Par ailleurs, des publications ont montré, à partir de données issues de Guadeloupe, que l'exposition des hommes adultes à la chlordécone était associée à un excès de risque de survenue du cancer de la prostate. Il nous avait été demandé par M. Didier Houssin, alors directeur général de la santé, de conduire une étude similaire en Martinique. Malheureusement, celle-ci n'a pas pu être menée, les financements qui nous avaient été attribués ayant été interrompus. Nous avons en revanche pu nous intéresser à la récidive de cancer de la prostate et avons montré que la chlordécone était associée à un excès de risque de récidive du cancer de la prostate.
Plus récemment, nous avons pu compléter ces observations avec des études expérimentales chez la souris montrant que l'exposition des femelles gestantes entrainait, chez la portée mâle, une augmentation des lésions prénéoplasiques et ce jusqu'à la troisième génération au moins. Les études sur le cancer de la prostate ont pour l'instant porté sur des hommes qui étaient nés avant le début de l'utilisation de la chlordécone. La question des effets transgénérationnels se pose pour les personnes nées après le début de son utilisation. Il va donc falloir attendre encore quelques années avant de pouvoir éventuellement l'observer épidémiologiquement, même si cela risque d'être très compliqué.

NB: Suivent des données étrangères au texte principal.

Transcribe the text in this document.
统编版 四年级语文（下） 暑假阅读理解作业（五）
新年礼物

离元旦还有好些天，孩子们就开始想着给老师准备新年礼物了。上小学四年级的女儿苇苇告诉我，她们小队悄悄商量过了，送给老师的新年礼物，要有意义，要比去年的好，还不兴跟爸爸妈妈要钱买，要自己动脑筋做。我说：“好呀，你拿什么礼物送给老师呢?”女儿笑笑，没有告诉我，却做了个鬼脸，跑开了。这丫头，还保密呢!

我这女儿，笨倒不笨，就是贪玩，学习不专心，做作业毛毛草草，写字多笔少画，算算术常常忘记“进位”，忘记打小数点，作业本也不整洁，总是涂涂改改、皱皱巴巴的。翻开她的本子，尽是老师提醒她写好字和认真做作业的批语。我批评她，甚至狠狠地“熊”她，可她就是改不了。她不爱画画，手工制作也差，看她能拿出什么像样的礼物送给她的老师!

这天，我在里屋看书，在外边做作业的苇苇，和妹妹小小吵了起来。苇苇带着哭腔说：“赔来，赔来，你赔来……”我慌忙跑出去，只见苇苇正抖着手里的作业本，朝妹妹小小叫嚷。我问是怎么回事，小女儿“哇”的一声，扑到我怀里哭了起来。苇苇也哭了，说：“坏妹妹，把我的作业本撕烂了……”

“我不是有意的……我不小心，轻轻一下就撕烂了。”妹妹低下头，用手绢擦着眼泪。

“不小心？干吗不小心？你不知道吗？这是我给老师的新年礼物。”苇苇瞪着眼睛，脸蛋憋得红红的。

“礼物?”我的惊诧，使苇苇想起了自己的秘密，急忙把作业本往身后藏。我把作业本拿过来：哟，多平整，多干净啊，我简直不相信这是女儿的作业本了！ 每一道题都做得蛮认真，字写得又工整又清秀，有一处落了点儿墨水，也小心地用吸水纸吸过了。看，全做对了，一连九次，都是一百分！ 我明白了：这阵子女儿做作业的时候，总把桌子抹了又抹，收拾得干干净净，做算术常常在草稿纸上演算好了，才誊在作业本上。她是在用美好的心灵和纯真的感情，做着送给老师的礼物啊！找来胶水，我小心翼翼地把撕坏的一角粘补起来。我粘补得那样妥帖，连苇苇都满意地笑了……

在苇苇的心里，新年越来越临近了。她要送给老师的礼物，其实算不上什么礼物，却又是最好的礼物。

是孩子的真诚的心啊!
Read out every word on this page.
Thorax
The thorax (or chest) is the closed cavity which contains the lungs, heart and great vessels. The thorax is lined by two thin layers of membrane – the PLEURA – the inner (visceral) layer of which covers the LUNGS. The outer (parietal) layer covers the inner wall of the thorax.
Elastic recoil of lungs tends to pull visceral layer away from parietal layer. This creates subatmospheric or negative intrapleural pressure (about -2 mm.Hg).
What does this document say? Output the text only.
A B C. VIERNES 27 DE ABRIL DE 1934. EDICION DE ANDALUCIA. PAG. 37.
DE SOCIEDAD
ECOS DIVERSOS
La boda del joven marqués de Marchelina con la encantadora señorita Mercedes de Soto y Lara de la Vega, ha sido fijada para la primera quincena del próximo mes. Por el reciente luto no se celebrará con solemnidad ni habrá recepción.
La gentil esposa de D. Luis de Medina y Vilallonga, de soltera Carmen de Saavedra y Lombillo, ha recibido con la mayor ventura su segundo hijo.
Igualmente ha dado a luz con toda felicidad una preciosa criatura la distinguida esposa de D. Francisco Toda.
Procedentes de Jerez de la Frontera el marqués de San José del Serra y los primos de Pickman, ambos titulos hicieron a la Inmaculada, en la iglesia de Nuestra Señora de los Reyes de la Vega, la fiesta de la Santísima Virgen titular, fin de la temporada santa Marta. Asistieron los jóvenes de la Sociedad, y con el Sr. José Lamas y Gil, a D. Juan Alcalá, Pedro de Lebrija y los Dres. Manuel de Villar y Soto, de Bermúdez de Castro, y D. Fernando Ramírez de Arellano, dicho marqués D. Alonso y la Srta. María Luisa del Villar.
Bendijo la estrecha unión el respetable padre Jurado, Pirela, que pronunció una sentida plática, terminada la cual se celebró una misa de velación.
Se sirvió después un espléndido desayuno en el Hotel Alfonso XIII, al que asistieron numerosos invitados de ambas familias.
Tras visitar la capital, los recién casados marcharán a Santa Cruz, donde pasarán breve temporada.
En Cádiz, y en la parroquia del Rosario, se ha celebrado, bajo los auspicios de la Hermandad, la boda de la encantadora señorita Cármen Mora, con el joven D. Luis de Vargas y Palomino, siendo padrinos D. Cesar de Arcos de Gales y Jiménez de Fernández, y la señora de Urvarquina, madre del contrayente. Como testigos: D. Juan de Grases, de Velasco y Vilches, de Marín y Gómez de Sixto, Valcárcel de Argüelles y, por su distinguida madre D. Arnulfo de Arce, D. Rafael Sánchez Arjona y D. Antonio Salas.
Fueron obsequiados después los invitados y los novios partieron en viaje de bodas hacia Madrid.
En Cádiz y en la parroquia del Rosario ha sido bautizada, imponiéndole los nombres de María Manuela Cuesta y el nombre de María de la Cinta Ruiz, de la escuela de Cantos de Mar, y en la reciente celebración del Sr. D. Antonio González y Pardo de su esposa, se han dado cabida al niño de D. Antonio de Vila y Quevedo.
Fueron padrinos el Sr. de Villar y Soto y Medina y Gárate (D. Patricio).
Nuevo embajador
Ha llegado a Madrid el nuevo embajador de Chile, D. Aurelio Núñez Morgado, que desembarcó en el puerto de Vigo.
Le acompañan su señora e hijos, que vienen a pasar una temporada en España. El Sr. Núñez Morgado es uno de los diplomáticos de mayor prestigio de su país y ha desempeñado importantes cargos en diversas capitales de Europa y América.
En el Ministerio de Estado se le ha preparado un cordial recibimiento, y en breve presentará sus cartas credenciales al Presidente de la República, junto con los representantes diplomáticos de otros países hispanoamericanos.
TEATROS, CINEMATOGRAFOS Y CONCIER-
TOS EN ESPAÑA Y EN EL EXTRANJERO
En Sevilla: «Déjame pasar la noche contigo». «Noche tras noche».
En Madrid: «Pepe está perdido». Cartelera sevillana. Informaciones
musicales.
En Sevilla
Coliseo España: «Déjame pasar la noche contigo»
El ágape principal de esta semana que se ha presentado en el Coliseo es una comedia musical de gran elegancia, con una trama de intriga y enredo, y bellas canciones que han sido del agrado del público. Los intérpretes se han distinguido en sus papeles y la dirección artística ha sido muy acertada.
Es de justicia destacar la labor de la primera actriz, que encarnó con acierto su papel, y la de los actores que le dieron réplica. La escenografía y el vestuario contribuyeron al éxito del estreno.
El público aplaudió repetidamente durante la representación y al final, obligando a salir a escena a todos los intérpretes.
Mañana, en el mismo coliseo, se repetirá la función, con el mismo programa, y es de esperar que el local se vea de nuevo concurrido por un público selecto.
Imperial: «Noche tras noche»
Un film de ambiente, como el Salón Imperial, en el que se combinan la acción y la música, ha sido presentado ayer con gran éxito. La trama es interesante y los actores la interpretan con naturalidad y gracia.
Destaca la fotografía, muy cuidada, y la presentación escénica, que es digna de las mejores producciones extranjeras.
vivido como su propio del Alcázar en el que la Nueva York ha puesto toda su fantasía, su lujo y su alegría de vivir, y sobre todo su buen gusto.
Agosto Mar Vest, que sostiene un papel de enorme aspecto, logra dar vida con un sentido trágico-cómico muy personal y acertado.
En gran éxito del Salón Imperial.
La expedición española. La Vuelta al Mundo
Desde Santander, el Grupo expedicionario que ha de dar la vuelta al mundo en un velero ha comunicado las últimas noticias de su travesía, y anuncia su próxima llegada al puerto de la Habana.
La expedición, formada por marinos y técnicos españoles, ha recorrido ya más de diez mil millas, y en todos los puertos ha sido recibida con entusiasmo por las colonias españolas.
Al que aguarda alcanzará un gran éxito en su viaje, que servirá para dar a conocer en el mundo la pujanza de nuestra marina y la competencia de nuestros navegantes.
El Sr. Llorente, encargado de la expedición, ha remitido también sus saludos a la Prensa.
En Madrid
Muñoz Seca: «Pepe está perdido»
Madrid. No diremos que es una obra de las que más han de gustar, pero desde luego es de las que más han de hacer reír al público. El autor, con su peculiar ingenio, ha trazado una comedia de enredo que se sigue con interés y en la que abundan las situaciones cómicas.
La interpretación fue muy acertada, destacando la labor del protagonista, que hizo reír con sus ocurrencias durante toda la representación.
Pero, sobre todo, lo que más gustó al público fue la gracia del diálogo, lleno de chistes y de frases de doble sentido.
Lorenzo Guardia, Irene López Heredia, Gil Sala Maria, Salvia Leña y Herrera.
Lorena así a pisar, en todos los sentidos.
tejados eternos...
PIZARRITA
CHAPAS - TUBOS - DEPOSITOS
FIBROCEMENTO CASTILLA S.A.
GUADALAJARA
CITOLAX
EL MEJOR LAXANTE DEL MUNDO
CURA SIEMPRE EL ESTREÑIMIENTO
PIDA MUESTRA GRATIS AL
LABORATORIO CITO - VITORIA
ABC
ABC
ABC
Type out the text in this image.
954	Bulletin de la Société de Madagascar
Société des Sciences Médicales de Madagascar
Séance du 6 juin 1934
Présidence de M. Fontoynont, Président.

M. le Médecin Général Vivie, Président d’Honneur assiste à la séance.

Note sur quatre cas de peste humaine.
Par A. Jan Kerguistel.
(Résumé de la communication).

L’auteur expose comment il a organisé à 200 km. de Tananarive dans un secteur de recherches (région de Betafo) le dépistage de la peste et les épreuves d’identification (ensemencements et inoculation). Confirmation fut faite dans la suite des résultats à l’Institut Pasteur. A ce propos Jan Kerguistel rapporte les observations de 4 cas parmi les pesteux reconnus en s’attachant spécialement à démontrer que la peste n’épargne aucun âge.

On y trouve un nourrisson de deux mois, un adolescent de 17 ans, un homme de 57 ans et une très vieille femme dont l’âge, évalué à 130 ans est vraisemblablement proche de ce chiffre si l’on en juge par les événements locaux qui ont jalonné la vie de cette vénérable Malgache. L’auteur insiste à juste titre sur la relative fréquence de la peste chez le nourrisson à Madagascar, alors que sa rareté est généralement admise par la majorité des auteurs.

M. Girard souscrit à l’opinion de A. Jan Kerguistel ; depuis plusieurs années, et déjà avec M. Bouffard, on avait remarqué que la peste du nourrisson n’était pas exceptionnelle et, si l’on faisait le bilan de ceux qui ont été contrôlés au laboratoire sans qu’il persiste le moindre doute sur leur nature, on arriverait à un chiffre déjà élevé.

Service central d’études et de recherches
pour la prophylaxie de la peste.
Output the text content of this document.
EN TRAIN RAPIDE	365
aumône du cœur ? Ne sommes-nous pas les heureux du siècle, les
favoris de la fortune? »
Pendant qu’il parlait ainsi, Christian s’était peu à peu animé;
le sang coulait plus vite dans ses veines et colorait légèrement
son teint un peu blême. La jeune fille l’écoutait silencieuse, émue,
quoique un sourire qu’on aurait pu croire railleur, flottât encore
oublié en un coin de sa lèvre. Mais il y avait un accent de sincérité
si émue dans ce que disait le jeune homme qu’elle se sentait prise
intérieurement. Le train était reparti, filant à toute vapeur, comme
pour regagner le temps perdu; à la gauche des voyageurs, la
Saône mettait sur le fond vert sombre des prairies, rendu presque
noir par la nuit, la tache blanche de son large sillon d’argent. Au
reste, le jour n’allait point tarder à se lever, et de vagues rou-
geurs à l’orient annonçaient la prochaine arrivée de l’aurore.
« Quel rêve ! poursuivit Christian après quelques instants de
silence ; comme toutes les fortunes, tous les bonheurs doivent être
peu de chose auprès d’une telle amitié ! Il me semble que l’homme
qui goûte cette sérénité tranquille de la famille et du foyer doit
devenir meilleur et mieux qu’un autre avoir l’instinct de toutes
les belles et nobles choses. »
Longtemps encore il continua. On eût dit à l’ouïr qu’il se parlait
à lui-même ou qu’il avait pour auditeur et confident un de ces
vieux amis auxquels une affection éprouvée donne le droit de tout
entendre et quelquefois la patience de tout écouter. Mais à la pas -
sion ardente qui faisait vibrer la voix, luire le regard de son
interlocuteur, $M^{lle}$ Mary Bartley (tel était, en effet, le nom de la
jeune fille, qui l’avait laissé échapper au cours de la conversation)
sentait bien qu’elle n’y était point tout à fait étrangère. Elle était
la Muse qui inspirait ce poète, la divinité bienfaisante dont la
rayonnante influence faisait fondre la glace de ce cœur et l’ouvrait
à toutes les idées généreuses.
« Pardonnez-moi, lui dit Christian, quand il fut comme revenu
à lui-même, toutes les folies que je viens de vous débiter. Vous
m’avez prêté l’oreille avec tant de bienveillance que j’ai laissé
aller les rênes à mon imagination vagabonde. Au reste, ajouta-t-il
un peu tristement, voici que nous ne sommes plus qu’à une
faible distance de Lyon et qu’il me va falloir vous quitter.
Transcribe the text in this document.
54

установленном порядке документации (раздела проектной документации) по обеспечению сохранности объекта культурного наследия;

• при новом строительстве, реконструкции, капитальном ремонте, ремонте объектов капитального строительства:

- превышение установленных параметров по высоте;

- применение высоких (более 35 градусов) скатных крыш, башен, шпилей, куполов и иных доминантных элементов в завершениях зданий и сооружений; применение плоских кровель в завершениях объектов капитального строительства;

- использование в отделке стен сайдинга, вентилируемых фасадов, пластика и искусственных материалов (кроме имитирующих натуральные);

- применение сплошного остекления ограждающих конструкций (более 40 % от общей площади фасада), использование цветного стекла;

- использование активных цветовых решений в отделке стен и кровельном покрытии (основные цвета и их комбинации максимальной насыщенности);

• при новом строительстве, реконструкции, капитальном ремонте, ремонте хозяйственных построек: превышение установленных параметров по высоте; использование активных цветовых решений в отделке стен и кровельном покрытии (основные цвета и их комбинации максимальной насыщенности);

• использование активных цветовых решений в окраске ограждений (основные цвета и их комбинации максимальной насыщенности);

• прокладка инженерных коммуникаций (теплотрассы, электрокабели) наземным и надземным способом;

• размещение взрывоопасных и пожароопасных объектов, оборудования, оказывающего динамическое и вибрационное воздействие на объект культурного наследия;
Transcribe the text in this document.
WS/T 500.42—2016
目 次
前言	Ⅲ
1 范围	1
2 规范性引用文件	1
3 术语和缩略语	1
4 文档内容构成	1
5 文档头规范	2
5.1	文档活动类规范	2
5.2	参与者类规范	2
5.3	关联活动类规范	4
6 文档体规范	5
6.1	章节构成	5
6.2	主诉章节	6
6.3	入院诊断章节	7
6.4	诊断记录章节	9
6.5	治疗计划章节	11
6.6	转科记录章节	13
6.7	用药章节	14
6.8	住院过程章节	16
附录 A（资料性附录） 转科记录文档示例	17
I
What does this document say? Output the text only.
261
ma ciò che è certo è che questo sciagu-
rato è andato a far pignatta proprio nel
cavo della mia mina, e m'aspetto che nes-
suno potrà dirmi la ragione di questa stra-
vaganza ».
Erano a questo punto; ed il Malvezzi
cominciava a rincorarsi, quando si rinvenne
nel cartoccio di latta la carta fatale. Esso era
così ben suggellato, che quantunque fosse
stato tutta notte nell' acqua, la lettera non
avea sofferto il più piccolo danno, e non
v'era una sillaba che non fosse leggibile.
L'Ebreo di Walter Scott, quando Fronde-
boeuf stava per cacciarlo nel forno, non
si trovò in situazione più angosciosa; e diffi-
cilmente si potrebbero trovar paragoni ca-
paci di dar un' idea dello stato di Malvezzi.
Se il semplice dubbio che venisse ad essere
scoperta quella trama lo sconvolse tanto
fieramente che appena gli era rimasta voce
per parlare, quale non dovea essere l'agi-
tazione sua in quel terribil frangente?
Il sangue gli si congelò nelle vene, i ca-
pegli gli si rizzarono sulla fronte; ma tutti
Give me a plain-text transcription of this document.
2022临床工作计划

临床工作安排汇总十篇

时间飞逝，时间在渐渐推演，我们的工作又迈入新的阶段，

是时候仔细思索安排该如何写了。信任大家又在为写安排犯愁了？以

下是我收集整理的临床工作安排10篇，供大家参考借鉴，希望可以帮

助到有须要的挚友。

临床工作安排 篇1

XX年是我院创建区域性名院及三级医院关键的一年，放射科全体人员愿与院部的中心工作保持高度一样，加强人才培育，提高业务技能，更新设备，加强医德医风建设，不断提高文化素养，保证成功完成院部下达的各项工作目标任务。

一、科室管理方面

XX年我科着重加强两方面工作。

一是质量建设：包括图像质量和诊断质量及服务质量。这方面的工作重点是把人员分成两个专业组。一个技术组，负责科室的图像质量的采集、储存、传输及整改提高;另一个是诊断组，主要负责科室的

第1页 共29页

Je souhaite conclure en vous indiquant qu'au vu de ces observations, il est nécessaire de faire tout ce qu'il est possible pour que la population ne soit plus exposée à la chlordécone, bien que cela ne soit pas facile. Il faut que toutes ces connaissances aient une portée sanitaire. La déclinaison passe par l'identification et par le fait d'écarter le risque. Il faut suivre l'évolution des expositions au cours du temps. Santé publique France s'exprimera par la suite pour montrer à travers les études de biosurveillance que, progressivement, les niveaux d'exposition ont diminué. Dans ce cadre, nous avons toujours veillé à apporter des informations pour l'évaluation et la gestion des risques. Je citerai par exemple les recommandations de l'Agence française de sécurité sanitaire des aliments (AFSSA) concernant l'allaitement maternel, l'avis de la Haute Autorité de Santé concernant le dépistage du cancer de la prostate, l'expertise collective de l'Institut national de la santé et de la recherche médicale (INSERM) « Pesticides et santé », l'expertise collective de l'Agence nationale de sécurité sanitaire de l'alimentation, de l'environnement et du travail (ANSES) sur la reconnaissance du cancer de la prostate comme maladie professionnelle chez les travailleurs exposés aux pesticides, et le travail de l'ANSES sur les valeurs sanitaires de référence.